US 12,014,722 B2
	System and method for data augmentation of feature-based voice data
Dushyant Sharma, Woburn, MA (US); Patrick A. Naylor, Reading (GB); and James W. Fosburgh, Winchester, MA (US)
Assigned to Microsoft Technology Licensing, LLC, Redmond, WA (US)
Filed by Microsoft Technology Licensing, LLC, Redmond, WA (US)
Filed on Mar. 10, 2021, as Appl.

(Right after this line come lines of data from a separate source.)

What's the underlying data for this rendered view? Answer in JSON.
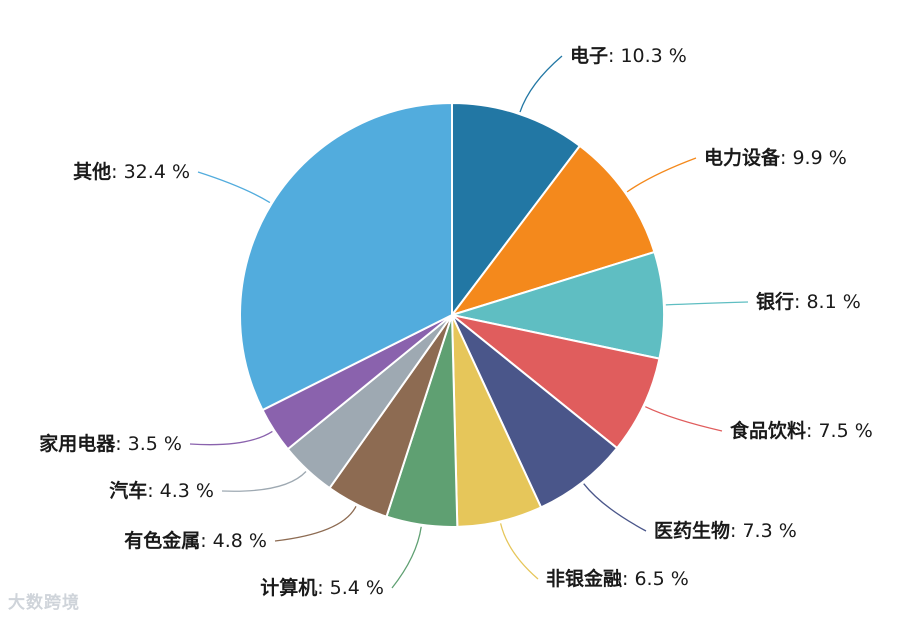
{
  "chart_data": {
    "type": "pie",
    "start": "12 o'clock",
    "direction": "clockwise",
    "unit": "%",
    "slices": [
      {
        "label": "电子",
        "value": 10.3,
        "color": "#2277a4"
      },
      {
        "label": "电力设备",
        "value": 9.9,
        "color": "#f4891c"
      },
      {
        "label": "银行",
        "value": 8.1,
        "color": "#5fbec2"
      },
      {
        "label": "食品饮料",
        "value": 7.5,
        "color": "#e05d5d"
      },
      {
        "label": "医药生物",
        "value": 7.3,
        "color": "#4a568a"
      },
      {
        "label": "非银金融",
        "value": 6.5,
        "color": "#e6c65a"
      },
      {
        "label": "计算机",
        "value": 5.4,
        "color": "#5fa072"
      },
      {
        "label": "有色金属",
        "value": 4.8,
        "color": "#8d6b52"
      },
      {
        "label": "汽车",
        "value": 4.3,
        "color": "#9ea9b2"
      },
      {
        "label": "家用电器",
        "value": 3.5,
        "color": "#8a62ad"
      },
      {
        "label": "其他",
        "value": 32.4,
        "color": "#52acdd"
      }
    ]
  },
  "watermark": "大数跨境"
}
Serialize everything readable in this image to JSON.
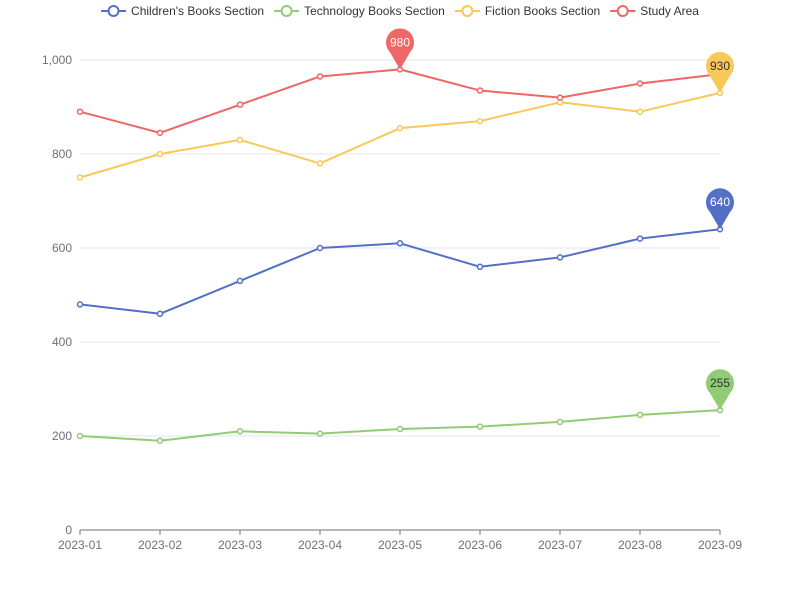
{
  "chart_data": {
    "type": "line",
    "categories": [
      "2023-01",
      "2023-02",
      "2023-03",
      "2023-04",
      "2023-05",
      "2023-06",
      "2023-07",
      "2023-08",
      "2023-09"
    ],
    "ylim": [
      0,
      1000
    ],
    "y_ticks": [
      0,
      200,
      400,
      600,
      800,
      1000
    ],
    "y_tick_labels": [
      "0",
      "200",
      "400",
      "600",
      "800",
      "1,000"
    ],
    "grid": "horizontal",
    "legend_position": "top",
    "series": [
      {
        "name": "Children's Books Section",
        "color": "#5470c6",
        "values": [
          480,
          460,
          530,
          600,
          610,
          560,
          580,
          620,
          640
        ],
        "max_marker": {
          "index": 8,
          "label": "640"
        }
      },
      {
        "name": "Technology Books Section",
        "color": "#91cc75",
        "values": [
          200,
          190,
          210,
          205,
          215,
          220,
          230,
          245,
          255
        ],
        "max_marker": {
          "index": 8,
          "label": "255"
        }
      },
      {
        "name": "Fiction Books Section",
        "color": "#fac858",
        "values": [
          750,
          800,
          830,
          780,
          855,
          870,
          910,
          890,
          930
        ],
        "max_marker": {
          "index": 8,
          "label": "930"
        }
      },
      {
        "name": "Study Area",
        "color": "#ee6666",
        "values": [
          890,
          845,
          905,
          965,
          980,
          935,
          920,
          950,
          970
        ],
        "max_marker": {
          "index": 4,
          "label": "980"
        }
      }
    ]
  }
}
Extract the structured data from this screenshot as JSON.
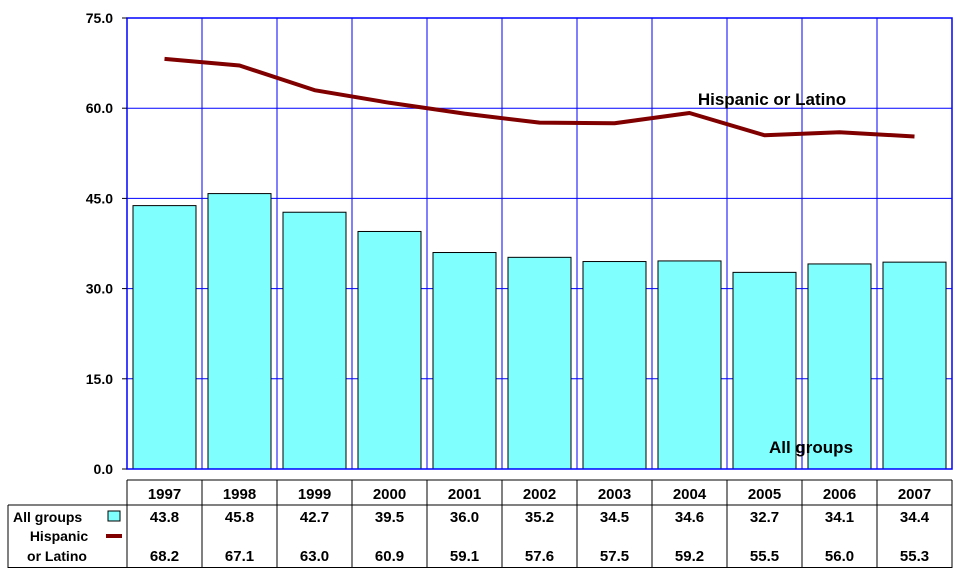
{
  "chart_data": {
    "type": "bar",
    "categories": [
      "1997",
      "1998",
      "1999",
      "2000",
      "2001",
      "2002",
      "2003",
      "2004",
      "2005",
      "2006",
      "2007"
    ],
    "ylim": [
      0,
      75
    ],
    "yticks": [
      "0.0",
      "15.0",
      "30.0",
      "45.0",
      "60.0",
      "75.0"
    ],
    "ytick_values": [
      0,
      15,
      30,
      45,
      60,
      75
    ],
    "grid": true,
    "series": [
      {
        "name": "All groups",
        "kind": "bar",
        "color": "#80FFFF",
        "values": [
          43.8,
          45.8,
          42.7,
          39.5,
          36.0,
          35.2,
          34.5,
          34.6,
          32.7,
          34.1,
          34.4
        ],
        "labels": [
          "43.8",
          "45.8",
          "42.7",
          "39.5",
          "36.0",
          "35.2",
          "34.5",
          "34.6",
          "32.7",
          "34.1",
          "34.4"
        ]
      },
      {
        "name": "Hispanic or Latino",
        "name_lines": [
          "Hispanic",
          "or Latino"
        ],
        "kind": "line",
        "color": "#800000",
        "values": [
          68.2,
          67.1,
          63.0,
          60.9,
          59.1,
          57.6,
          57.5,
          59.2,
          55.5,
          56.0,
          55.3
        ],
        "labels": [
          "68.2",
          "67.1",
          "63.0",
          "60.9",
          "59.1",
          "57.6",
          "57.5",
          "59.2",
          "55.5",
          "56.0",
          "55.3"
        ]
      }
    ],
    "annotations": {
      "line_label": "Hispanic or Latino",
      "bar_label": "All groups"
    },
    "colors": {
      "plot_border": "#0000FF",
      "grid": "#0000FF",
      "bar_edge": "#000000"
    }
  }
}
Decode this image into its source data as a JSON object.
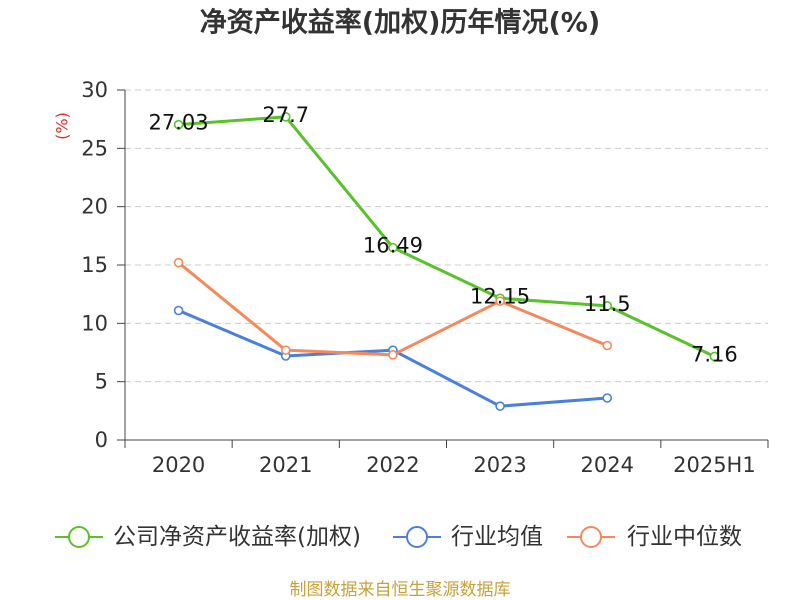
{
  "chart_data": {
    "type": "line",
    "title": "净资产收益率(加权)历年情况(%)",
    "xlabel": "",
    "ylabel": "(%)",
    "categories": [
      "2020",
      "2021",
      "2022",
      "2023",
      "2024",
      "2025H1"
    ],
    "ylim": [
      0,
      30
    ],
    "yticks": [
      0,
      5,
      10,
      15,
      20,
      25,
      30
    ],
    "grid": true,
    "legend_position": "bottom",
    "series": [
      {
        "name": "公司净资产收益率(加权)",
        "color": "#5ac12b",
        "values": [
          27.03,
          27.7,
          16.49,
          12.15,
          11.5,
          7.16
        ],
        "show_data_labels": true
      },
      {
        "name": "行业均值",
        "color": "#4b7fdc",
        "values": [
          11.1,
          7.2,
          7.7,
          2.9,
          3.6,
          null
        ],
        "show_data_labels": false
      },
      {
        "name": "行业中位数",
        "color": "#f48a5c",
        "values": [
          15.2,
          7.7,
          7.3,
          11.9,
          8.1,
          null
        ],
        "show_data_labels": false
      }
    ]
  },
  "footer": {
    "source": "制图数据来自恒生聚源数据库"
  },
  "colors": {
    "ylabel": "#d7322c",
    "footer": "#c9a13b",
    "axis": "#444444",
    "grid": "#cccccc"
  }
}
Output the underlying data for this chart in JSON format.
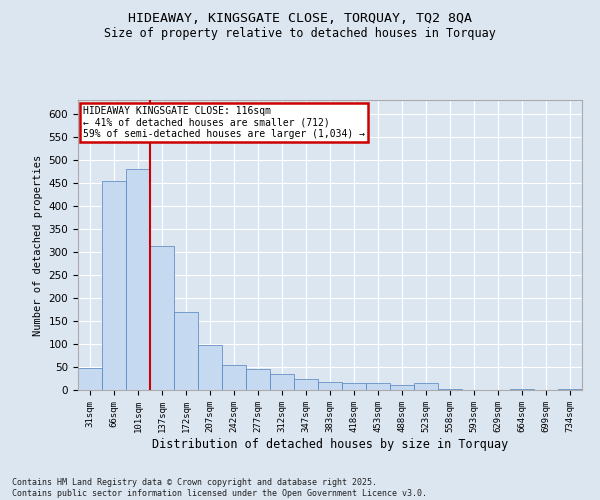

No. 17/197,587.
Claims priority of provisional application 62/988,337, filed on Mar. 11, 2020.
Prior Publication US 2021/0287660 A1, Sep. 16, 2021
Int. Cl. G10L 13/02 (2013.01); G06F 3/16 (2006.01); G06N 5/02 (2023.01); G06N 20/00 (2019.01); G10K 15/08 (2006.01); G10L 13/033 (2013.01); G10L 15/02 (2006.01); G10L 15/06 (2013.01); G10L 15/065 (2013.01); G10L 21/0224 (2013.01); G10L 25/03 (2013.01); H04S 7/00 (2006.01)

CPC G10L 13/02 (2013.01) [G06F 3/165 (2013.01); G06N 5/02 (2013.01); G06N 20/00 (2019.01); G10K 15/08 (2013.01); G10L 13/033 (2013.01); G10L 15/02 (2013.01); G10L 15/063 (2013.01); G10L 15/065 (2013.01); G10L 21/0224 (2013.01); G10L 25/03 (2013.01); H04S 7/30 (2013.01); H04S 7/302 (2013.01); H04S 7/303 (2013.01)]

20 Claims

1. A computer-implemented method, executed on a computing device, comprising:

receiving feature-based voice data associated with a first acoustic domain, wherein the feature-based voice data is converted from a signal in the first acoustic domain to a feature domain;

performing one or more gain-based augmentations on at least a portion of the feature-based voice data converted from the signal in the first acoustic domain to the feature domain, thus defining gain-augmented feature-based voice data;

receiving a selection of a target acoustic domain;

determining a distribution of gain levels from training data associated with the target acoustic domain varies over time for one or more of particular frequencies and particular frequency bands;

mapping the gain-augmented feature-based voice data from the first acoustic domain to the target acoustic domain, and

training a speech processing system for the target acoustic domain based on the gain-augmented feature-based voiced data mapped from the first acoustic domain to the target acoustic domain.